I settled in to wait. It was sunny and hot. Very hot. How often do you actually see the bird you go out chasing? I had no idea. I’ve rarely traveled out of my way for birds. (The exception is told in the Prologue to my book, available here for download.) And today I was a first-timer with a rare bird. What were my chances of spotting her?
The question had barely formed when more birders wandered in. Cheryl set up her scope while Dan focused his camera. Pulling out a bird book, they refreshed themselves on the details: gray-backed bird, darker wings, tail outlined in white. Similar to a western kingbird except for that long tail.
Not more than a few minutes later, I heard someone say, “Check the fence!” And there, right in front of us, the bird we had all traveled out of our way to see. White breast, peachy sides (hidden to the camera lens in the strong light), and a tail to die for.
She perched on the fence one way, then the other. She sailed off the fence for a snack, hovering in midair with her wings beating fast and her tail scissored wide before diving down into the grasses for a tasty bug.

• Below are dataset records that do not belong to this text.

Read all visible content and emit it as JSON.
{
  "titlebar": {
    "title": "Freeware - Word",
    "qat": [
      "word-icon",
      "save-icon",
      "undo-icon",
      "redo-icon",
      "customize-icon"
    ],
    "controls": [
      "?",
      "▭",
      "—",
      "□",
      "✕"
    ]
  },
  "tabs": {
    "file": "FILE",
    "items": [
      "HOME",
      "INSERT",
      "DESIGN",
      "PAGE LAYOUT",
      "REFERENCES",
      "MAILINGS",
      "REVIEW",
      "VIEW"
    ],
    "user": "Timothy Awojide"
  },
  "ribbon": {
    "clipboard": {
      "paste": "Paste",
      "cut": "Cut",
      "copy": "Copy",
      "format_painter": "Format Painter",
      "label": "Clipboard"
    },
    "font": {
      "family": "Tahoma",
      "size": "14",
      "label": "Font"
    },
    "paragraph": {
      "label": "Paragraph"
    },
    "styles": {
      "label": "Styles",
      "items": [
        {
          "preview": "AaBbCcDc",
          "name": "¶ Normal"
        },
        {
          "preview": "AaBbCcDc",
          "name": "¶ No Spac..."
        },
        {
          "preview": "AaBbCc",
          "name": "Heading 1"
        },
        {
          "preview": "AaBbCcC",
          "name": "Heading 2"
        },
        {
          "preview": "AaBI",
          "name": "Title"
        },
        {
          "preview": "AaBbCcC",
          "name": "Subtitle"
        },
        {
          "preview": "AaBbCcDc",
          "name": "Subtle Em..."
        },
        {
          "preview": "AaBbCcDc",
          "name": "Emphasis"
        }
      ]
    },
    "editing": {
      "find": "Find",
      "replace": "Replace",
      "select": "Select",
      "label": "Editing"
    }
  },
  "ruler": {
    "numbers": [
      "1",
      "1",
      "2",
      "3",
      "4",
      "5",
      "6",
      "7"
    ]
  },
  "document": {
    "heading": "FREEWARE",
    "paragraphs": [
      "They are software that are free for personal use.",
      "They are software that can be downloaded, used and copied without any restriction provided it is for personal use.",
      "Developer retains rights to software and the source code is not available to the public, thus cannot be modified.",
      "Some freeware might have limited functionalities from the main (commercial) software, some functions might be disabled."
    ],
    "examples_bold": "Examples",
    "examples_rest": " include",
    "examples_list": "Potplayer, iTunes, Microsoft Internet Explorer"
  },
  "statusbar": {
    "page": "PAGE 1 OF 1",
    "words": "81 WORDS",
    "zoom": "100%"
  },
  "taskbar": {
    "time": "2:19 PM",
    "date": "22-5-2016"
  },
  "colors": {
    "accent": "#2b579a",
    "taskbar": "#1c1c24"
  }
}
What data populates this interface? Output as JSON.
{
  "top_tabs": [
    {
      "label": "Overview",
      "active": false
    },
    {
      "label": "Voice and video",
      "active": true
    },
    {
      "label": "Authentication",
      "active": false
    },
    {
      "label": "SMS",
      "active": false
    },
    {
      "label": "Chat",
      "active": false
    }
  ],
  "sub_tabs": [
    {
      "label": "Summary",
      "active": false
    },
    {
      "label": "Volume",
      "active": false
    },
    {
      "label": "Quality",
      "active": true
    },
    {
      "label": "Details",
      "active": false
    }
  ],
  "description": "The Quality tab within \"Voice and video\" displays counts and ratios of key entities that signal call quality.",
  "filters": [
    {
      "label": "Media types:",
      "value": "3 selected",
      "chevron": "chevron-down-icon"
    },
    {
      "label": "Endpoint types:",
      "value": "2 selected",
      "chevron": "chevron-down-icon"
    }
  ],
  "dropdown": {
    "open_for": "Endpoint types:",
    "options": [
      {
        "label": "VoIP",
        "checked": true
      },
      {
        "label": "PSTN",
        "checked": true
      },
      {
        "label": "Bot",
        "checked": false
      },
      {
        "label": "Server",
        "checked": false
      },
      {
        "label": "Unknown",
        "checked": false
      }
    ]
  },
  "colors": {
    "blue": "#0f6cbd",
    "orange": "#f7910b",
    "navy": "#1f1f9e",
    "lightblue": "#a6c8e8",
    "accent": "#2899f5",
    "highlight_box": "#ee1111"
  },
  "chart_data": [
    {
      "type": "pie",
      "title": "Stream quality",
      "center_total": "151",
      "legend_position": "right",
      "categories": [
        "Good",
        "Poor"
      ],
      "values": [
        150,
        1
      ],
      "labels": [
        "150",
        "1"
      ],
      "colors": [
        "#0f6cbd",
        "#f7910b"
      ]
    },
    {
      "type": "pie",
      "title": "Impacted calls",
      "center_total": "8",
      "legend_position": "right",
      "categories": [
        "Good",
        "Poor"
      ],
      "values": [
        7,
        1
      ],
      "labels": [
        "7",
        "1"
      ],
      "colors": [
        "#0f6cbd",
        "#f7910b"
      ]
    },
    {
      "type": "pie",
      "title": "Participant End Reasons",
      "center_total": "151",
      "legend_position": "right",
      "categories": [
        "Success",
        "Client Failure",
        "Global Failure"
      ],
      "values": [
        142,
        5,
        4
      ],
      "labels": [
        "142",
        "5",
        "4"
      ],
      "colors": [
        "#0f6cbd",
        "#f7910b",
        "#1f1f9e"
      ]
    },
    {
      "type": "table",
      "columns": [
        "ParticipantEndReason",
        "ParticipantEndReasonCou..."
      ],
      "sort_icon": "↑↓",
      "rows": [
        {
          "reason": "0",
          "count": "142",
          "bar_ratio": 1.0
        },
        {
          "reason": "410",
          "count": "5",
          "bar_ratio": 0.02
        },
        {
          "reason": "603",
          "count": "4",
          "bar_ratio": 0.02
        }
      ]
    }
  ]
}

Back on the fence again, she showed off first her front then her back before sallying out again with forked tail for more bugs. We watched and looked, now through binoculars, now through the scope.
She had chosen the part of the fence closest to us for headquarters, and she remained there for what seemed like hours though was probably only fifteen minutes or so. We had all the time we needed to absorb every detail of her and to admire her mussed-up, mottled feathers—late summer is molting season for birds. We saw the darker salmon color in the deep creases of her wings when she spread them in flight.
When she finally took off for a Russian olive tree in the distance, we packed up our gear, beaming.
I had crossed a threshold—chasing a rare bird and, even better, finding her.
Note: As of this afternoon, August 30, she was still reported in the same spot. Van Bibber Park is located near the corner of West 58th and Ward. From the parking lot (east end of park), take the northernmost trail. She is hanging out on the fence that traces the north edge of the property.